John Dunivant, the creative force behind Theatre Bizarre, has been quoted calling the once-a-year Halloween party an immersive, participatory art installation, and I think he’s exactly right. Wealthy people attend parties like this — with elaborate decorating, entertainment and the like — all the time, but all it takes is a $70 ticket in the fall, and anyone can become a part of this show, now in its third year at Detroit’s Masonic Temple.
Alan and I attended in 2011, skipped last year and went back Saturday, sort of spur of the moment. We wore the same costumes as last time — those masks were too good not to wear a second time — but the growth in the event was noticeable. They were awarded a $100,000 Knight Foundation arts grant this year, and it looks like it went into the event. Six floors, dozens of acts, ranging from freak-show stuff (suspension artists) to fun-show stuff (burlesque) to your basic local rock bands. And lots of atmosphere, mostly Dunivant’s own artwork, including his wonderful carnival banners, which set the tone:
Theatre Bizarre is staged like a gone-to-seed ’30s carnival, before they became family-friendly. So, fire:
My date, standing against one detail of many in the overall decor:
Click any of those pictures to enlarge. A short video gives you a glimpse of just one room. There were many, many more:
I think my favorite this year was the burlesque. These aren’t pole dancers gyrating through three songs and twerking for tips, but intelligent, amusing, self-aware acts performed by women who owe more to their yoga instructors than their plastic surgeons. For example: One dancer hit the stage covered with pink balloons, wearing a pinhead mask. After a few opening moves, the music changed to “The Stripper,” she extracted a pin from her head, and broke the balloons, one by one, in time with the music.

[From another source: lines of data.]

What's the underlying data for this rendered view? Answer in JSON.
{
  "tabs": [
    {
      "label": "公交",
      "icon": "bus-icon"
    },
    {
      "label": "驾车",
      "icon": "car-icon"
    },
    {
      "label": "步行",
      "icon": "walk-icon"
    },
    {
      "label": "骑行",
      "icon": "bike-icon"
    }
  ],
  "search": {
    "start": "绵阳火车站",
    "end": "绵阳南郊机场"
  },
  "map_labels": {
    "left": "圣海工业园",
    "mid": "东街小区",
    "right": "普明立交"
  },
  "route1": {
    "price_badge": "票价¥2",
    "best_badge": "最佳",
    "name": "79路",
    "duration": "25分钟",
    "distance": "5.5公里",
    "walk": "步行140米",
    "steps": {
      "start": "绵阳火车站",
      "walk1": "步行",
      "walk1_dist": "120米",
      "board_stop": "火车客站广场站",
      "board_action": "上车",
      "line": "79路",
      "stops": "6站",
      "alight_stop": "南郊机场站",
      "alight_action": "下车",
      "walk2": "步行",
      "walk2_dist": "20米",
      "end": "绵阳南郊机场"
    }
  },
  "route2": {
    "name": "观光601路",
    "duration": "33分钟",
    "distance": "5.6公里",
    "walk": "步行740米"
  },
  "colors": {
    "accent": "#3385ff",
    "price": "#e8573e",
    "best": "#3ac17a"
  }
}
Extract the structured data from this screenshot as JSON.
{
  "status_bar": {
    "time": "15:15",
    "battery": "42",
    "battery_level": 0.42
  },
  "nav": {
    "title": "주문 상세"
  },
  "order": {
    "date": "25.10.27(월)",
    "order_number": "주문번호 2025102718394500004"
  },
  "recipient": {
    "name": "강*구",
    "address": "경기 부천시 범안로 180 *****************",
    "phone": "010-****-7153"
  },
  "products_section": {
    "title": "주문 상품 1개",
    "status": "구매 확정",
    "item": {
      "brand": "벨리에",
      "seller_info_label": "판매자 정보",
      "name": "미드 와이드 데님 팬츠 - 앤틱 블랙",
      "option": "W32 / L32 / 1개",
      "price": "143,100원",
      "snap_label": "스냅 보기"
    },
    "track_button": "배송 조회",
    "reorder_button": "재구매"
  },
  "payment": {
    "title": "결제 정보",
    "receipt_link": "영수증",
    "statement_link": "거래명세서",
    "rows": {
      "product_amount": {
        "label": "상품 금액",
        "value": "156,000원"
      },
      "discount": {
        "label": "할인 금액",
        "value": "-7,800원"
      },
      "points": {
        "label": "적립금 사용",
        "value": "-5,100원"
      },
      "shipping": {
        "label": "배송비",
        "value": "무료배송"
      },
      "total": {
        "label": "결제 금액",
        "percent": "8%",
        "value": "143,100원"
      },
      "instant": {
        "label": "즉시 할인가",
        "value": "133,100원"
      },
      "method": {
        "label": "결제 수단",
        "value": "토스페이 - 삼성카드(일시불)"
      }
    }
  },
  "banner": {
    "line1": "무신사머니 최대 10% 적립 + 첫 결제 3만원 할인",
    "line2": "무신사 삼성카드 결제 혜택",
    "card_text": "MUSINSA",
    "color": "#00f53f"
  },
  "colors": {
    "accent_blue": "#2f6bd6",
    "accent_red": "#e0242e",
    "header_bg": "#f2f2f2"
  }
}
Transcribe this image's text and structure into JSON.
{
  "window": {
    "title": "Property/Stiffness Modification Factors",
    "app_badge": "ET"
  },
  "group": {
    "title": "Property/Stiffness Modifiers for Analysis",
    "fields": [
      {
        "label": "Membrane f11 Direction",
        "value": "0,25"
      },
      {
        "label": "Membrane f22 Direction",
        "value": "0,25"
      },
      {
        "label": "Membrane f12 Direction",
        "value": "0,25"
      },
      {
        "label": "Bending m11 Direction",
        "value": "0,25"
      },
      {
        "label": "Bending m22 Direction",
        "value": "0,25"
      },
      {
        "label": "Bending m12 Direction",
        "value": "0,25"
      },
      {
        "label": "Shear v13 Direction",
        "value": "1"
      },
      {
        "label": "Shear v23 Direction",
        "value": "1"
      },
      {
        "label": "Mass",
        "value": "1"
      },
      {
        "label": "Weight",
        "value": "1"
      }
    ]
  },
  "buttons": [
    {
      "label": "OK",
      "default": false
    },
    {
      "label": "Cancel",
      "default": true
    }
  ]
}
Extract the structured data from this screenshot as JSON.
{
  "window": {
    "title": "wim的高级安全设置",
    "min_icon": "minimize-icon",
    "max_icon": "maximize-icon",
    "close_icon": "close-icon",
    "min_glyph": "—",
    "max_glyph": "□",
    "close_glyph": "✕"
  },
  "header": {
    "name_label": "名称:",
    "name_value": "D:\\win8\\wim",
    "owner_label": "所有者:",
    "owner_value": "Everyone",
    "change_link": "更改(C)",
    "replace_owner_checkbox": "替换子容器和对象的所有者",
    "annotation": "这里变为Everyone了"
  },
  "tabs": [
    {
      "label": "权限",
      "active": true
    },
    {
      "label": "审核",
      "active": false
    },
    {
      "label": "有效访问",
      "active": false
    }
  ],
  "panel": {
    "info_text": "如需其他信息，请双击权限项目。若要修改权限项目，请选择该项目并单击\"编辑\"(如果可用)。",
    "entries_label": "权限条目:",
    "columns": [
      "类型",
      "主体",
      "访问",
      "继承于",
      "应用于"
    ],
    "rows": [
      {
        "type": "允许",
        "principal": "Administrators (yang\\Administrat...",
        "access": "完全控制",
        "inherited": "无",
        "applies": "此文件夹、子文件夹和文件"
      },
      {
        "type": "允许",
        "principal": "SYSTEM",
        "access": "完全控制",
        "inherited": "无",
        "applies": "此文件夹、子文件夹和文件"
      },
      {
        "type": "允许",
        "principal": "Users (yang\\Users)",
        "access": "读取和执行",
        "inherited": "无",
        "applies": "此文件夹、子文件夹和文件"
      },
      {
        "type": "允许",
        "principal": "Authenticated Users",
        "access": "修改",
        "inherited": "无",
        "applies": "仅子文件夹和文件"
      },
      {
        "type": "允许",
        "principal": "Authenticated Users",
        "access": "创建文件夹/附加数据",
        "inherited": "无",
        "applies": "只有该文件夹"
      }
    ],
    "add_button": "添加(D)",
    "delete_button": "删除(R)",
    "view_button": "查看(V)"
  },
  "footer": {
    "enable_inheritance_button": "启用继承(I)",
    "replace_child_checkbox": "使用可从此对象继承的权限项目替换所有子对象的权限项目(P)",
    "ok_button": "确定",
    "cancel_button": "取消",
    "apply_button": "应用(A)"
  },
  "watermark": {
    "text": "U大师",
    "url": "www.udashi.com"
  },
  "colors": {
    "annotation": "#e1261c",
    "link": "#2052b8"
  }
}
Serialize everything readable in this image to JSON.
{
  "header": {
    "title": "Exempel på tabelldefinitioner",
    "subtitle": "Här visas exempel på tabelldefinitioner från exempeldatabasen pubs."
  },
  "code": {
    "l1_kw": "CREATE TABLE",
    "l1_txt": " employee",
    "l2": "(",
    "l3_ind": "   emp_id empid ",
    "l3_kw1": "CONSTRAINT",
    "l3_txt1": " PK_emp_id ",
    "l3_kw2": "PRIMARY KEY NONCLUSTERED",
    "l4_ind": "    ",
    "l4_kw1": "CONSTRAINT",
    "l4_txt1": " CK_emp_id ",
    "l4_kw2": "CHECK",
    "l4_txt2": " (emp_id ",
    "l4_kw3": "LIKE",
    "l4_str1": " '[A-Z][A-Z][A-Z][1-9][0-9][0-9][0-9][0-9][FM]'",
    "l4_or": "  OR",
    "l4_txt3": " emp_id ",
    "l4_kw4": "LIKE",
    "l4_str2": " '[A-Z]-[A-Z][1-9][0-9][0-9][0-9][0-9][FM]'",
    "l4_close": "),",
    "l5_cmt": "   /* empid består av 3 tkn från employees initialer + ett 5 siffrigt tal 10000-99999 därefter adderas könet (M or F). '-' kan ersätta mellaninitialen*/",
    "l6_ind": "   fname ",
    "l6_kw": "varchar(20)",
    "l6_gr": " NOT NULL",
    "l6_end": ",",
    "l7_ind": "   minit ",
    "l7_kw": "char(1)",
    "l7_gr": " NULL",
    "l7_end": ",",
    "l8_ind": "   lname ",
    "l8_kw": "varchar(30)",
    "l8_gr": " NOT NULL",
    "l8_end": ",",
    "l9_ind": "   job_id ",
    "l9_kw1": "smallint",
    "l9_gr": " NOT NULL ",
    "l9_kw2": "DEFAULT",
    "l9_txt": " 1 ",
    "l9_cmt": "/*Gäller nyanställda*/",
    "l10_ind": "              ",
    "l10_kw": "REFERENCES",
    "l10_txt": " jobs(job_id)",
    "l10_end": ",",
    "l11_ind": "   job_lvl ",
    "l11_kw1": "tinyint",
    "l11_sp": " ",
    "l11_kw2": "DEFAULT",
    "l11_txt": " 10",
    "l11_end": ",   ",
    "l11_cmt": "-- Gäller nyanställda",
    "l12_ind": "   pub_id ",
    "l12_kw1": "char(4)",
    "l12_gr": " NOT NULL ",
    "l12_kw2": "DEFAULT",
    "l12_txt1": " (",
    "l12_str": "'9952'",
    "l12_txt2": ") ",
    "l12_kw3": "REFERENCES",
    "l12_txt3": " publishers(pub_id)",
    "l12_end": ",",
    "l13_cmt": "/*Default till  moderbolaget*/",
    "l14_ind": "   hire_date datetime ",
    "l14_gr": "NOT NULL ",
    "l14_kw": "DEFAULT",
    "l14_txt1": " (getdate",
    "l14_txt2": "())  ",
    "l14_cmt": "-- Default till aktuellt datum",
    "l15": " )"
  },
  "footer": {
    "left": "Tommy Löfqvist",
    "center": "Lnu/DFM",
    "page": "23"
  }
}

And Roxi D’Lite was there. She was the main draw on the burlesque stage, and gives a pretty good explanation of TB at that link.
You can find people all over Detroit who mourn the old Theatre Bizarre, when it was an entirely underground, renegade event held in a bombed-out neighborhood by the fairgrounds. One told me how “sad” it was to attend at the Masonic. Well, I guess everyone has their own definition of that word, but based on what we saw this weekend, I’d say success has hardly spoiled them.
Otherwise, it was a fine weekend. Saw “Carrie,” made my first butterflied roast chicken, did laundry — the usual. And now it’s Monday again, another trudge ahead of us. Let’s pick up our burdens joyfully, eh?